Playing the Lottery analyzes the relocation of establishments into and out of Massachusetts for the eighteen-year period before the current recession (1990-2007). While recognizing the state’s few notable successes, the report makes clear that on average the state’s strategy to gain relocations has resulted in losses in jobs and companies. Of those establishments that moved to the state, the vast majority did not receive special incentives from the state. “Providing special deals to entice companies to move to Massachusetts and to keep companies from moving has been a staple of economic development at the municipal and state levels,” says John Friar, co-author of the new Pioneer report. “These efforts, however, are similar to playing the lottery: we all hear about big prize winners; but the odds of doing so are very long, and everybody else loses.”
The study’s first major findings are: Massachusetts is losing the relocation game: many more establishments have moved out of state than have entered, and the trend has worsened since 2000. On a net basis, Massachusetts has lost 2,152 establishments and 24,088 jobs during this time period. The net effect of relocation in any single year is small. In 2007, a net of 195 establishments left the state. This amounted to a change in the number of establishments in Massachusetts of just one- twentieth of one percent (-.05%).
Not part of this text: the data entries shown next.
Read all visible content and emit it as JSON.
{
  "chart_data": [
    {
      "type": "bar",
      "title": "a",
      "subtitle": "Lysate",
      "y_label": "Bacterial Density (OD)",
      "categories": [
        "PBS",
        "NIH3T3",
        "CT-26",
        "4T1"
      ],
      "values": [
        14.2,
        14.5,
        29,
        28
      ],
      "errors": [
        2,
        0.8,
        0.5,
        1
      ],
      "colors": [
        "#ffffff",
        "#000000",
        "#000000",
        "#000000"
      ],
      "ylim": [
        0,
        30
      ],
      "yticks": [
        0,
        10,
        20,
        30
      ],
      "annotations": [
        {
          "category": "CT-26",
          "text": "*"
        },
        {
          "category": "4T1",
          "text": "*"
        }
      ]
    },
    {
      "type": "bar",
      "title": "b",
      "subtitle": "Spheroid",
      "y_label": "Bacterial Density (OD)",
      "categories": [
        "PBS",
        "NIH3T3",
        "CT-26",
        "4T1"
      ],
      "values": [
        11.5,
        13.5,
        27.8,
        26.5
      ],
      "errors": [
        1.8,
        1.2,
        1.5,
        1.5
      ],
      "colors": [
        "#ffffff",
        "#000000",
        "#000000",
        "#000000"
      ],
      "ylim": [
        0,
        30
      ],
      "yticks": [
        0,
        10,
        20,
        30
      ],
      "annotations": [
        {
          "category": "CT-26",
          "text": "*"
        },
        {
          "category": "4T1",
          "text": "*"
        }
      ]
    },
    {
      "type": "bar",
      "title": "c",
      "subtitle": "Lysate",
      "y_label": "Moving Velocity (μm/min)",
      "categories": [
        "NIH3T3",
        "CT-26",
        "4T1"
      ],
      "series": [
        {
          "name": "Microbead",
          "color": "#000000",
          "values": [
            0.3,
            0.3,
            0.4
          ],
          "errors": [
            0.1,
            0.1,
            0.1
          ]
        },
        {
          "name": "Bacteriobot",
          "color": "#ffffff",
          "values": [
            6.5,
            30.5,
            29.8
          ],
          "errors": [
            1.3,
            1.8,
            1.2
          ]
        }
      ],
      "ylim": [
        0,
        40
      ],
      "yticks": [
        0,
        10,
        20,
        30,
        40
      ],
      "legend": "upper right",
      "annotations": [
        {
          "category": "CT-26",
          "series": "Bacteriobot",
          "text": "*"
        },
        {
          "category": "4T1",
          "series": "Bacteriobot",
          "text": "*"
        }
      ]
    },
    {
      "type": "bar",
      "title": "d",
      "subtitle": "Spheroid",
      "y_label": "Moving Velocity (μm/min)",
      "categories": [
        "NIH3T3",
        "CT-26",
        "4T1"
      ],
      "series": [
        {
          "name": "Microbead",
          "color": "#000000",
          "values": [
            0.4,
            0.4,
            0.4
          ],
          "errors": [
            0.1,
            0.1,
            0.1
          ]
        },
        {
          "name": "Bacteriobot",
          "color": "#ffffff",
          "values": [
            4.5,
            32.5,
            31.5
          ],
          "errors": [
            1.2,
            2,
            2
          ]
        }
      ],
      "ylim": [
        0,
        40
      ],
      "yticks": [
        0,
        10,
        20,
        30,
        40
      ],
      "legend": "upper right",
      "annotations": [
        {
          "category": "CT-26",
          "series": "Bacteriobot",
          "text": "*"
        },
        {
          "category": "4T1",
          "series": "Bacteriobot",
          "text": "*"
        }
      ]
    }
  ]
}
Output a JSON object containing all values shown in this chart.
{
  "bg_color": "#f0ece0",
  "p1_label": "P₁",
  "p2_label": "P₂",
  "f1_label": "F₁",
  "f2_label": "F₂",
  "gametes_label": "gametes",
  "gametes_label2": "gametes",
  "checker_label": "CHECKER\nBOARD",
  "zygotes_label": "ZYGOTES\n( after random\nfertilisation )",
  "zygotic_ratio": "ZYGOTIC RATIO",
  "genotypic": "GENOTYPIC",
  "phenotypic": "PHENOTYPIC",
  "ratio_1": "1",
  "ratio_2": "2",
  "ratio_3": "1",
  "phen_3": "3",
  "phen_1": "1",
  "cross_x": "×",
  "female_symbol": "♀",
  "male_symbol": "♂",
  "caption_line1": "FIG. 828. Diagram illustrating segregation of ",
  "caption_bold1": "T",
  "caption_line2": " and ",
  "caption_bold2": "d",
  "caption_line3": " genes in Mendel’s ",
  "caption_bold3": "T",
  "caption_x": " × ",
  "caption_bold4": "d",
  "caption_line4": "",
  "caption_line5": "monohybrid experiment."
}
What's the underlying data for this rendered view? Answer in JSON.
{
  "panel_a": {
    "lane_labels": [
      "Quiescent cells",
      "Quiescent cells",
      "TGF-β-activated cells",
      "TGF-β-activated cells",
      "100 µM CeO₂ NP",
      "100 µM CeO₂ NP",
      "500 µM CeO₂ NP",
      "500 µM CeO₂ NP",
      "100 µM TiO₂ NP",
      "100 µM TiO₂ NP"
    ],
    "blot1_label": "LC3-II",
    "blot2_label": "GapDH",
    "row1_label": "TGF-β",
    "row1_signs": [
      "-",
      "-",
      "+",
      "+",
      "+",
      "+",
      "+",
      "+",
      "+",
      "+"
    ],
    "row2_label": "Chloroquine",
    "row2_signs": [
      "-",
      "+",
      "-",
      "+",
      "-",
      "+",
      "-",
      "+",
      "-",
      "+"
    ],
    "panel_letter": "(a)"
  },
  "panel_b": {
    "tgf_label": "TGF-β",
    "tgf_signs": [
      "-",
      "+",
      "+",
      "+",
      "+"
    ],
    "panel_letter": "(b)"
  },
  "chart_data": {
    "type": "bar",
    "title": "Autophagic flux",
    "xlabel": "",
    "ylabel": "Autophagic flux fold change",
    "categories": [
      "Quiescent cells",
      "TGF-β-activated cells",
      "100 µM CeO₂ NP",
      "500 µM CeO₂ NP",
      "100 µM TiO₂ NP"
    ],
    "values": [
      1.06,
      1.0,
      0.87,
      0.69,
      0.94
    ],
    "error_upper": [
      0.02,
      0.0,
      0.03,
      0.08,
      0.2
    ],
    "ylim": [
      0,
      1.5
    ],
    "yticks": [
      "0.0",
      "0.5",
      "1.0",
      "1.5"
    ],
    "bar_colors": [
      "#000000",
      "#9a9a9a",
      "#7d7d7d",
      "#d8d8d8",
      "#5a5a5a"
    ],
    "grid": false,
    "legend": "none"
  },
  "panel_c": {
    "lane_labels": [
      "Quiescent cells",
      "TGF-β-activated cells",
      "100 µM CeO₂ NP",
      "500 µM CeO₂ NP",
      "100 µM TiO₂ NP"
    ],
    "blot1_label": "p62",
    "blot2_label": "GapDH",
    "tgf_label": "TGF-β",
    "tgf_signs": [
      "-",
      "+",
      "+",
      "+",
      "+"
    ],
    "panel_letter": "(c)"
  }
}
The job loss amounted to a change of -.08%, again not even a rounding error in the overall picture. Massachusetts swaps companies with several of its neighbors. The majority of establishments that relocate into Massachusetts move from neighboring states, with New Hampshire, New York, Rhode Island, and Connecticut accounting for almost 50% of the establishments that relocated to Massachusetts. Those same states received over 43% of the firms that left Massachusetts. Press Release June 16, 2010 Massachusetts loses companies to lower cost states. Examining the net flows, the state’s greatest gains come from states with high costs and taxation levels (NY, CT, NJ, and MI), and the state’s largest losses are to states with lower tax levels and business costs (NH, FL, ME, NC, AZ). Massachusetts is losing knowledge-based companies to relocation. The state has gained little in any particular industry, but the leaders are mostly low tech, such as retailers. The losing industries have been more concentrated in knowledge-based industries.
About the Series Playing the Lottery is the third installment of in a multi-part series commissioned by Pioneer Institute to understand job and business growth and destruction in Massachusetts over the past 20 years. Previous installments were Failure to Thrive and Heading Down. The series utilizes the National Employment Time Series database to provide a highly detailed view of employment trends. About the Authors John Friar is Executive Professor of Entrepreneurship and Innovation at Northeastern University and a Senior Fellow of Pioneer Institute. Dr. Friar has researched and written extensively on the subjects of entrepreneurship and economic development. He has won the IEEE Transactions Publication Award as the leading researcher in innovation management. Dr. Friar has also won three McMaster Awards as the leading writer of cases in Innovation and New Technology. Dr. Friar is the recipient of seven teaching awards. At Northeastern, he created the School of Technological Entrepreneurship and ran the Entrepreneurship Center, creating the activities that led the Princeton Review to rate NU the fourth most entrepreneurial campus in the nation. Dr. Friar holds a Ph.D. from MIT, and MBA and AB degrees from Harvard University. Megan Gay is a Ph.D. candidate in the Economics Department at Northeastern University. Megan received her B.A. in History in 2001 from The College of William and Mary and received her Master’s in Applied Economics from Northeastern University in 2006. She expects to receive her Ph.D. in Applied Economics from Northeastern University in Summer 2010. Megan specializes in quantitative and qualitative analyses in the areas of industrial organization and health economics. Her current research focuses on buyer power theory and Dominant HMOs, and the determinants of a Dominant HMO’s market share.